Holding Luca to my strong, healthy, sober and well supported self, my mind would wander to the millions of women around the world who were also holding their newborn children at this moment but who did not enjoy the comfort and stability of my life. Before long, I was consumed with anxiety thinking about families slipping through the cracks of poverty, mental illness and drug addiction.
Eventually, I would have to shake myself free of this train of thought because it just made me too sad.
Those first teary weeks of life with a newborn soon passed but even now, I still need to stop myself from dwelling in that place where the seemingly insurmountable obstacles that face so many kids leaves me paralysed with sadness.
Instead, I have learnt to be motivated by that sadness and to make a difference where I can.
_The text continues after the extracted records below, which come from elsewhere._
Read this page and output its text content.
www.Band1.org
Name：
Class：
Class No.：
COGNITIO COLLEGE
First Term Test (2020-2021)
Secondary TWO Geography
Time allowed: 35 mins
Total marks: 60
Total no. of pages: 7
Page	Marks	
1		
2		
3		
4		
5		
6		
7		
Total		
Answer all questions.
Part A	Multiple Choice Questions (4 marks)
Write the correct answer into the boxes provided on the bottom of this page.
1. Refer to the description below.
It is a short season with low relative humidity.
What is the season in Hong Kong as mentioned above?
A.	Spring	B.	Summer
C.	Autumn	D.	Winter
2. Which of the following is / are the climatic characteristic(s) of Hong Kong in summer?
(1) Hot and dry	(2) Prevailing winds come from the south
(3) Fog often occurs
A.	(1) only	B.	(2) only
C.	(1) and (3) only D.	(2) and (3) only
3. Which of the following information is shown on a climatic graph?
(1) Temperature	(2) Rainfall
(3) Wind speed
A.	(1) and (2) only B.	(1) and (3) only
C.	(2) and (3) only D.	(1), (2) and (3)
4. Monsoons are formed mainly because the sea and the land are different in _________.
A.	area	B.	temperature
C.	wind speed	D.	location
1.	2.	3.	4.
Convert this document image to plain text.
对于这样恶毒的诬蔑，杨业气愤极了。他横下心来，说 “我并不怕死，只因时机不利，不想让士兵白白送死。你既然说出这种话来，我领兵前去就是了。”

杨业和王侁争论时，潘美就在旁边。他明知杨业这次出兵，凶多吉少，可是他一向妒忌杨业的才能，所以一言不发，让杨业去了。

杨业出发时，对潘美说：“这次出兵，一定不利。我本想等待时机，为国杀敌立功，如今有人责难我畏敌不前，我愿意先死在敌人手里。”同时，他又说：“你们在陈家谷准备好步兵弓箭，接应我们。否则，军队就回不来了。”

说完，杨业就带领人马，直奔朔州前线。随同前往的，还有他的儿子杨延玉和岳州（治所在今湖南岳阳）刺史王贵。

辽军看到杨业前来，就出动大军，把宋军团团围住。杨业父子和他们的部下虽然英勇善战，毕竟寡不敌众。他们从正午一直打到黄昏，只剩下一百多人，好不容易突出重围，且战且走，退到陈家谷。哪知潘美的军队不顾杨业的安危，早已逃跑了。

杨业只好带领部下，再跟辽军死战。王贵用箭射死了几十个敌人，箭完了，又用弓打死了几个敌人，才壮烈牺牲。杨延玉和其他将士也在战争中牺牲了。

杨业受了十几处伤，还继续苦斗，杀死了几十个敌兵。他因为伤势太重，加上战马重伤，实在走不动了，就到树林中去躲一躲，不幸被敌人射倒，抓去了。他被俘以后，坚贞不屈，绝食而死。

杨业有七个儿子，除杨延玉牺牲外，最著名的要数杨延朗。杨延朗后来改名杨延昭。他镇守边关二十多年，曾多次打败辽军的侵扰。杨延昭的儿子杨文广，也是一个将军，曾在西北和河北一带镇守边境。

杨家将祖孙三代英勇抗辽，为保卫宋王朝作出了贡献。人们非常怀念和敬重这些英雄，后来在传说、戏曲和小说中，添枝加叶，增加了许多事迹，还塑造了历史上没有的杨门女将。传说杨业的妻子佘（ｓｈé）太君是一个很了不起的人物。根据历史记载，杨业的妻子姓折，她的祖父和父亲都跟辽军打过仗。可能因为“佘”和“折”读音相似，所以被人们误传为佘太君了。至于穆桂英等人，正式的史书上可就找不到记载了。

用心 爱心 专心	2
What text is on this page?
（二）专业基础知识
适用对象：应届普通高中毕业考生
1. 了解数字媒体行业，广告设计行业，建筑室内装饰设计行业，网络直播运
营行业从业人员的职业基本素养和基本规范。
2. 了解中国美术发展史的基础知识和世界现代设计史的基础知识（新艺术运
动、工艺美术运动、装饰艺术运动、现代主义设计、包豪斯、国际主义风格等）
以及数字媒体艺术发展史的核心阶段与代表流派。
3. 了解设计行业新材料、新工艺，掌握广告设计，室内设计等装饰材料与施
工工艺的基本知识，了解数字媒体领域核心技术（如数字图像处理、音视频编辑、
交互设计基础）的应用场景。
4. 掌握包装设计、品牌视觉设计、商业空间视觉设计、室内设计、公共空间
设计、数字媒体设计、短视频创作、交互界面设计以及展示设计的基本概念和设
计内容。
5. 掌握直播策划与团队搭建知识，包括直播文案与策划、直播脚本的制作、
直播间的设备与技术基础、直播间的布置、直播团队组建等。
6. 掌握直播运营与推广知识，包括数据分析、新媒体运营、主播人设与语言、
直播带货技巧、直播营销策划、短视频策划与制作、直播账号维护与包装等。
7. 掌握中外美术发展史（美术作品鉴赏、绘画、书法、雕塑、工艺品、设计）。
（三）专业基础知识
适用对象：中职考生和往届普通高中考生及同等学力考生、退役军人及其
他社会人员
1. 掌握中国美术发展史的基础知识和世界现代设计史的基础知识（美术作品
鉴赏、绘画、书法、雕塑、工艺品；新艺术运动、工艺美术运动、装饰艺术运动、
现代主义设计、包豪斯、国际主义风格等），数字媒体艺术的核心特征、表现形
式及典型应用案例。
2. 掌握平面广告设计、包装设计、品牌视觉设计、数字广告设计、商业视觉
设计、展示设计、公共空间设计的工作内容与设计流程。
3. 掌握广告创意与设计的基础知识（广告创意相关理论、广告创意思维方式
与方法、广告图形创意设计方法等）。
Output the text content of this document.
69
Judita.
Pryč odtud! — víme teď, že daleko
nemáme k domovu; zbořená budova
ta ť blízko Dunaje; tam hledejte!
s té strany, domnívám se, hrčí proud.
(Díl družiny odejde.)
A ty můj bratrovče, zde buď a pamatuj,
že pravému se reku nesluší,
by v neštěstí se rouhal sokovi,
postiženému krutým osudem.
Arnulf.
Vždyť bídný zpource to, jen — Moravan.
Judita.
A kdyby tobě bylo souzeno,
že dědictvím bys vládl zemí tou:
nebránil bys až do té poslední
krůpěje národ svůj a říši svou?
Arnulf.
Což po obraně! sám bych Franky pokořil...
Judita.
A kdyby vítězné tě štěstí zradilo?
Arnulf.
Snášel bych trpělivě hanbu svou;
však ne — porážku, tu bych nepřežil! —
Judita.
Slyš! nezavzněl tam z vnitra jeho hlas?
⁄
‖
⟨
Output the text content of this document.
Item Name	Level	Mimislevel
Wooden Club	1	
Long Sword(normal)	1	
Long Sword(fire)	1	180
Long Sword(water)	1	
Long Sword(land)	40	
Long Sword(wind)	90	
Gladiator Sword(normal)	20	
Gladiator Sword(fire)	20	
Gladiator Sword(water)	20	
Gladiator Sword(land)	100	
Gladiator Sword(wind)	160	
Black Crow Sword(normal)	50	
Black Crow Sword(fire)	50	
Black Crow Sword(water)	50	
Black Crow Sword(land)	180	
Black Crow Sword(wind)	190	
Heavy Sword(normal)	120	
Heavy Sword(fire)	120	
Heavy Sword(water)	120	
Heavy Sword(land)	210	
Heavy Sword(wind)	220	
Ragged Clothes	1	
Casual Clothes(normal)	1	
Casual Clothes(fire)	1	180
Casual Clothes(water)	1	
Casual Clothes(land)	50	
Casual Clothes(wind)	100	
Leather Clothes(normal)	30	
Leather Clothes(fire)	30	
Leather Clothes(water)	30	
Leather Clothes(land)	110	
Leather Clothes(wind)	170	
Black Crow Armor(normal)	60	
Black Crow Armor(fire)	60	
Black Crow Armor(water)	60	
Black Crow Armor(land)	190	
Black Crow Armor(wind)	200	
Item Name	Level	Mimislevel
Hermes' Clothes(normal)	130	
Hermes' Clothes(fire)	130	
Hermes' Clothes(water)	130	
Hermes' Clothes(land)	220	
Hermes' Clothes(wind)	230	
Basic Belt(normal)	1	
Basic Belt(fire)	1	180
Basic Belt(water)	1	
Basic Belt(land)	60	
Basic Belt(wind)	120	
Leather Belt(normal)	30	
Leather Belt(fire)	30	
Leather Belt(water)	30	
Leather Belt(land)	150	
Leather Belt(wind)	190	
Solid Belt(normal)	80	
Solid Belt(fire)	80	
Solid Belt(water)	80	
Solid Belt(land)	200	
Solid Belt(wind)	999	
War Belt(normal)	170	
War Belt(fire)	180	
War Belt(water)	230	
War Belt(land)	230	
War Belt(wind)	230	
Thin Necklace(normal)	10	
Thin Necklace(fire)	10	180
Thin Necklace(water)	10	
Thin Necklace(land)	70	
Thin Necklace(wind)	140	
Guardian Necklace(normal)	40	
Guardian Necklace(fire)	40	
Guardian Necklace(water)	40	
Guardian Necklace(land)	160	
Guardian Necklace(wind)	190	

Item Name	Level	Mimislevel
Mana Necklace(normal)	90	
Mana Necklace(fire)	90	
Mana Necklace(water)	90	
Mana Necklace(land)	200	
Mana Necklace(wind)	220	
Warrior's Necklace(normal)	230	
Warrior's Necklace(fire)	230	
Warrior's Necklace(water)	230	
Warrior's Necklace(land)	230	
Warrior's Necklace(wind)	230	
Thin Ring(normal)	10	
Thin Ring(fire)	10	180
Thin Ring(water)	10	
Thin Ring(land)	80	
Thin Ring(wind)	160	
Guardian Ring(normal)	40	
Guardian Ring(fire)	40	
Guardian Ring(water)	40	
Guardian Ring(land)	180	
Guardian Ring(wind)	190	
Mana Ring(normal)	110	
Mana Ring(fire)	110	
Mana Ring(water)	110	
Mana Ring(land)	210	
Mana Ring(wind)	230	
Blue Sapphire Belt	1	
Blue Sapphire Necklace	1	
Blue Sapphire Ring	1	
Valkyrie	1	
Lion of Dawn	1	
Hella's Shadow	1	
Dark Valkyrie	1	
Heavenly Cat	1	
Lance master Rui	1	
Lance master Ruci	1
To that end, I want to share with you one of a series of short animated films that The Smith Family are releasing throughout this year as part of their campaign, Tales of the One in Ten.
Oh, little Alice. I wish I could fill that hole for you. And Alice's story is not simply an animated tale but based on a true story. There really is an Alice. There are many Alices.
By sharing this film with you, I want to help The Smith Family in their mission to raise awareness about disadvantaged children in Australia. Here in this lucky country of ours, more than 638,000 children live in a family where no-one is employed. By the time they turn 15, most of these children will be an average of 2-3 years behind their peers in reading and maths and are less likely to go on to finish Year 12.
This is how cycles are perpetuated.
Every child deserves a chance. The Smith Family work to make this possible for some of our most disadvantaged families. A good education is paramount in setting the foundations for a productive life.
I want to help.
In February, I worked with a couple of brands and was paid to do so. I decided to donate a percentage of that money to The Smith Family. And though it was a humble amount, I understand that if we all give what we can, collectively we are so powerful. If you can, I hope you will join me in making a donation. 86 cents in every dollar goes directly to community programs.
Click here to make a one-off donation or consider sponsoring a child to ensure they have everything they need throughout the school year. Or you can buy the song in the film here. We can help fill that giant emptiness for every little Alice.
I was Alice. Lucky for me I filled my emptiness with books, which in turn helped me scrape through grade 12 by the skin of my teeth.
I failed 2 subjects because what money we had went towards my parents addictions, so I had to go through grade 11 & 12 without the textbooks I needed.
Thank you for helping raise awareness for such an important issue.
Thank you for sharing that, Amethyst. I am so glad that you were able to break the cycle for yourself but my understanding of it is that you are an exception to the rule. It is no simple thing to break free from the bonds of poverty and addiction, to be the opposite of everything you were shown as a child. That’s why The Smith Family are so important.
Out of 11 children, I am the only one who broke free of the black-hole. My siblings have all kept to the path we were raised on.
Having such a tangible example of the statistics instigated my choice to support The Smith Family.
That video made me a bit teary. For those of us who can relate to childhood neglect and the big hole inside it leaves even when successfully launched into our adult lives…
Every child deserves to be loved and properly cared for.
I hope the smith family and all the others trying to make difference have every success. Even if we have no money to donate we can donate time, we can be kind to each other, we can notice the quiet person needing to be seen, we can be patient and compassionate with stressed out mums, we can stop to listen, offer support, try to see beyond. We can help.